I've been a tad bit overwhelmed, a wee bit anxious, and overall freaking out. Simply a pleasure to live with, I tell ya! I'm an enthusiastic person and I try my best to remain positive, but please understand I'm a realist. I've done my homework and I know the depressing statistics. The probability of me getting published (in the traditional sorta way) is slim to none. However, it's far easier to deal with that stark reality when you're in the thick of writing a story. At least, it was for me.
I was so busy daydreaming and plotting and scheming and swooning and crying that I didn't have time to worry about queries and summaries and pitches and log-lines and cover letters and line-edits and agents and markets and... *brain explodes*
All of it came crashing down on me last week. I couldn't sleep. I could hardly eat. My brain was a skipping record and the phrase on repeat-- you can't do this. you can't do this. you can't do this.
Drama. Drama. Drama.
I'm much better now. The best and the mister took turns slapping me, told me to get a hold of myself, and reminded me to take a deep breath, stop all the fretting, and get back to work. (I have no clue what I'd do without them.)
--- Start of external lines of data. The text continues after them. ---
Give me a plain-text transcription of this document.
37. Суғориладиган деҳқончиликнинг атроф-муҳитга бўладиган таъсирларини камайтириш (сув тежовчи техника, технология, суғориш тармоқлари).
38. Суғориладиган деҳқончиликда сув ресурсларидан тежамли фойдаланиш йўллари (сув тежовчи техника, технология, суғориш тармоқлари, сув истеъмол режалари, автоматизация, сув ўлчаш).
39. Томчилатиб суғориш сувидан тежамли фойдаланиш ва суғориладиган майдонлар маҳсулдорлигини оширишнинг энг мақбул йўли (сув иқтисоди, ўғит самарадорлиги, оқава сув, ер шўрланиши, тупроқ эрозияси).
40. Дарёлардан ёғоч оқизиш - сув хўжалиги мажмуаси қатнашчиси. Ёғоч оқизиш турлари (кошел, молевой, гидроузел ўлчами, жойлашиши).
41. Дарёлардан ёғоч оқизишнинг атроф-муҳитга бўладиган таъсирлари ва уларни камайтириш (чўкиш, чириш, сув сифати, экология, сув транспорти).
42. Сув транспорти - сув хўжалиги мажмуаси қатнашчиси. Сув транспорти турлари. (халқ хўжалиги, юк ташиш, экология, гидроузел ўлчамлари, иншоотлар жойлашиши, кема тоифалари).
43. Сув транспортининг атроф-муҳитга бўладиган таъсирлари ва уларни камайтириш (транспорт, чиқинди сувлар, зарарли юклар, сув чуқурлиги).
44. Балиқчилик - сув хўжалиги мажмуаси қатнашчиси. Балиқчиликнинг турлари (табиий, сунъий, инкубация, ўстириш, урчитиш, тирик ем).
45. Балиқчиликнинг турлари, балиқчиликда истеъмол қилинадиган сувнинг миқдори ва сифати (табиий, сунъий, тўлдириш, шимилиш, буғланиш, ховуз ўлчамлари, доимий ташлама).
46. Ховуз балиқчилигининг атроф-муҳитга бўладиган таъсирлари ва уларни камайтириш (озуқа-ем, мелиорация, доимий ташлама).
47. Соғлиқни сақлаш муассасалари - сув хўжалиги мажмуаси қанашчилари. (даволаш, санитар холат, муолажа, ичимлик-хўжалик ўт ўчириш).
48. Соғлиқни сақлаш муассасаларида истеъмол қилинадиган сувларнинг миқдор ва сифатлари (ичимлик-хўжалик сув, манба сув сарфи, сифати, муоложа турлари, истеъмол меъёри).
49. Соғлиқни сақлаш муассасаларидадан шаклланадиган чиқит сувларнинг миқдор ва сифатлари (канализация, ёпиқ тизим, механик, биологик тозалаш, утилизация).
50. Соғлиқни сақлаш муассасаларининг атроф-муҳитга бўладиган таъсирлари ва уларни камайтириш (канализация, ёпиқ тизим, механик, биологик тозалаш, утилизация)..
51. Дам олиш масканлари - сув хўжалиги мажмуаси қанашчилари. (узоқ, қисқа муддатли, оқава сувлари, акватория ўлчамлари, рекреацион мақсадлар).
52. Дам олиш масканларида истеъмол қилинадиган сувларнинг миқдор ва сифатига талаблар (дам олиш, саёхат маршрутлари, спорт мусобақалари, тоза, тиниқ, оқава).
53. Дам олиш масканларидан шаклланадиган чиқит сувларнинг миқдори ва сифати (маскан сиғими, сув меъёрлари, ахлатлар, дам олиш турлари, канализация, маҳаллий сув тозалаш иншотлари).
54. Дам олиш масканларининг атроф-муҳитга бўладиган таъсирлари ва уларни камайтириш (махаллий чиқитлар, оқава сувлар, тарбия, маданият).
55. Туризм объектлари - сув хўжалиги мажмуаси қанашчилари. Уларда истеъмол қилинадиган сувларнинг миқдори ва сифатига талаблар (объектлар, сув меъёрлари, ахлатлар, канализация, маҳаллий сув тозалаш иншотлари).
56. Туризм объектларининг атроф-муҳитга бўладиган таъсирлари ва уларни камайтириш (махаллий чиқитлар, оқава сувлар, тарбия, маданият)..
And that's exactly what I've been doing. I'm trying to focus on the things I can control. I can control the quality of my manuscript. I can control who I query and the quality of the letters I send out. I can control my attitude by maintaining a realistic yet hopeful mindset. Most importantly, I can keep myself in control, slow down, focus on taking one small step at a time, and not write myself off just yet.
I've been reminding myself how much I love to write and that I've been writing for years without worrying about impressing others, but for the pure joy of the experience. And most importantly, I've been focusing on one plain and simple truth-- the world will not end if my book doesn't get picked up by an agent.
Robert Frost said:
In three words I can sum up everything I've learned about life. It goes on.
Just another simple, yet undeniable truth.
How do you maintain a positive attitude in the face of such insurmountable odds?